JobKeeper runs from 30 March to 27 September 2020 and pays $1,500 per fortnight for each employee. The specific eligibility requirements both for turnover and employees can be rather complicated. There are some alternative eligibility tests for specific circumstances. Please seek our advice to discuss and consider your eligibility.

Other Measures stimulus

Other government stimulus announcements which may benefit farmers include:-

  • 50% wage subsidies for apprentices and trainees up to a maximum of $21,000;
  • Government guarantee support to SME’s for new unsecured loans up to $250,000;
  • Payroll tax relief for businesses in all States, with changes to payment thresholds, and introduction of waivers, deferrals, refunds, and grants, depending on which State the business operates;
  • JobSeeker payments through Centrelink, including sole traders – note the government have temporarily relaxed the spouse/partner income test for this;
  • Early access to superannuation – with strict eligibility criteria;
  • Opportunity to vary/reduce PAYG instalments for affected businesses; and
  • Assistance to severely affected regions heavily reliant on essential services industries such as agriculture.

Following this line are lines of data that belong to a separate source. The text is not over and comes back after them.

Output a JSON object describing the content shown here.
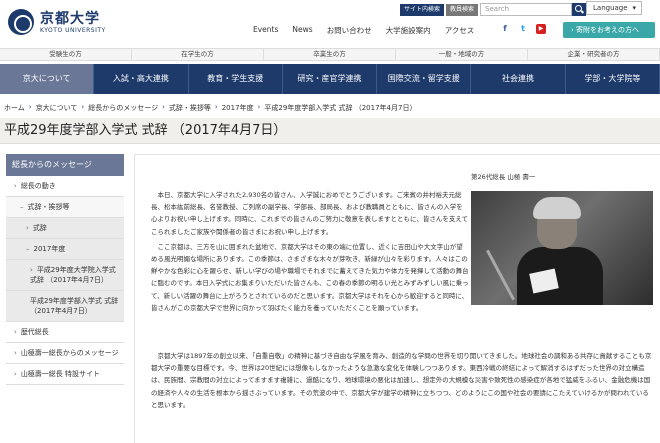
{
  "header": {
    "logo_jp": "京都大学",
    "logo_en": "KYOTO UNIVERSITY",
    "sitemap_btn": "サイト内検索",
    "staff_btn": "教員検索",
    "search_placeholder": "Search",
    "language": "Language",
    "nav": [
      "Events",
      "News",
      "お問い合わせ",
      "大学施設案内",
      "アクセス"
    ],
    "donate": "寄附をお考えの方へ"
  },
  "audience": [
    "受験生の方",
    "在学生の方",
    "卒業生の方",
    "一般・地域の方",
    "企業・研究者の方"
  ],
  "main_nav": [
    {
      "label": "京大について",
      "active": true
    },
    {
      "label": "入試・高大連携",
      "active": false
    },
    {
      "label": "教育・学生支援",
      "active": false
    },
    {
      "label": "研究・産官学連携",
      "active": false
    },
    {
      "label": "国際交流・留学支援",
      "active": false
    },
    {
      "label": "社会連携",
      "active": false
    },
    {
      "label": "学部・大学院等",
      "active": false
    }
  ],
  "breadcrumb": [
    "ホーム",
    "京大について",
    "総長からのメッセージ",
    "式辞・挨拶等",
    "2017年度",
    "平成29年度学部入学式 式辞 （2017年4月7日）"
  ],
  "page_title": "平成29年度学部入学式 式辞 （2017年4月7日）",
  "sidebar": {
    "heading": "総長からのメッセージ",
    "items": [
      {
        "label": "総長の動き",
        "level": 1
      },
      {
        "label": "式辞・挨拶等",
        "level": 2
      },
      {
        "label": "式辞",
        "level": 3
      },
      {
        "label": "2017年度",
        "level": 3
      },
      {
        "label": "平成29年度大学院入学式 式辞 （2017年4月7日）",
        "level": 4
      },
      {
        "label": "平成29年度学部入学式 式辞 （2017年4月7日）",
        "level": 4
      },
      {
        "label": "歴代総長",
        "level": 1
      },
      {
        "label": "山極壽一総長からのメッセージ",
        "level": 1
      },
      {
        "label": "山極壽一総長 特設サイト",
        "level": 1
      }
    ]
  },
  "content": {
    "president_label": "第26代総長 山極 壽一",
    "para1": "本日、京都大学に入学された2,930名の皆さん、入学誠におめでとうございます。ご来賓の井村裕夫元総長、松本紘前総長、名誉教授、ご列席の副学長、学部長、部局長、および教職員とともに、皆さんの入学を心よりお祝い申し上げます。同時に、これまでの皆さんのご努力に敬意を表しますとともに、皆さんを支えてこられましたご家族や関係者の皆さまにお祝い申し上げます。",
    "para2": "ここ京都は、三方を山に囲まれた盆地で、京都大学はその東の端に位置し、近くに吉田山や大文字山が望める風光明媚な場所にあります。この季節は、さまざまな木々が芽吹き、新緑が山々を彩ります。人々はこの鮮やかな色彩に心を躍らせ、新しい学びの場や職場でそれまでに蓄えてきた気力や体力を発揮して活動の舞台に臨むのです。本日入学式にお集まりいただいた皆さんも、この春の季節の明るい光とみずみずしい風に乗って、新しい活躍の舞台に上がろうとされているのだと思います。京都大学はそれを心から歓迎すると同時に、皆さんがこの京都大学で世界に向かって羽ばたく能力を養っていただくことを願っています。",
    "para3": "京都大学は1897年の創立以来、「自重自敬」の精神に基づき自由な学風を育み、創造的な学問の世界を切り開いてきました。地球社会の調和ある共存に貢献することも京都大学の重要な目標です。今、世界は20世紀には想像もしなかったような急激な変化を体験しつつあります。東西冷戦の終結によって解消するはずだった世界の対立構造は、民族間、宗教間の対立によってますます複雑に、過酷になり、地球環境の悪化は加速し、想定外の大規模な災害や致死性の感染症が各地で猛威をふるい、金融危機は国の経済や人々の生活を根本から揺さぶっています。その荒波の中で、京都大学が建学の精神に立ちつつ、どのようにこの国や社会の要請にこたえていけるかが問われていると思います。"
  },
  "colors": {
    "brand_navy": "#1d3a6b",
    "active_nav": "#6a7796",
    "donate_teal": "#3aa7a8"
  }
}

With all of the above stimulus measures, please be aware that the ATO have implemented sophisticated integrity measures to identify and deny anyone trying to manufacture a situation or scheme with the intent of increasing their entitlement to deductions, payments, relief, or support.

Clearly the best way to know and understand exactly how these stimulus measures may benefit you, and what options and opportunities you should consider, is to talk to your accountant in relation to your own specific business and farming operations. There are usually many other factors and implications to consider, and decisions should be made with appropriate consultation and understanding.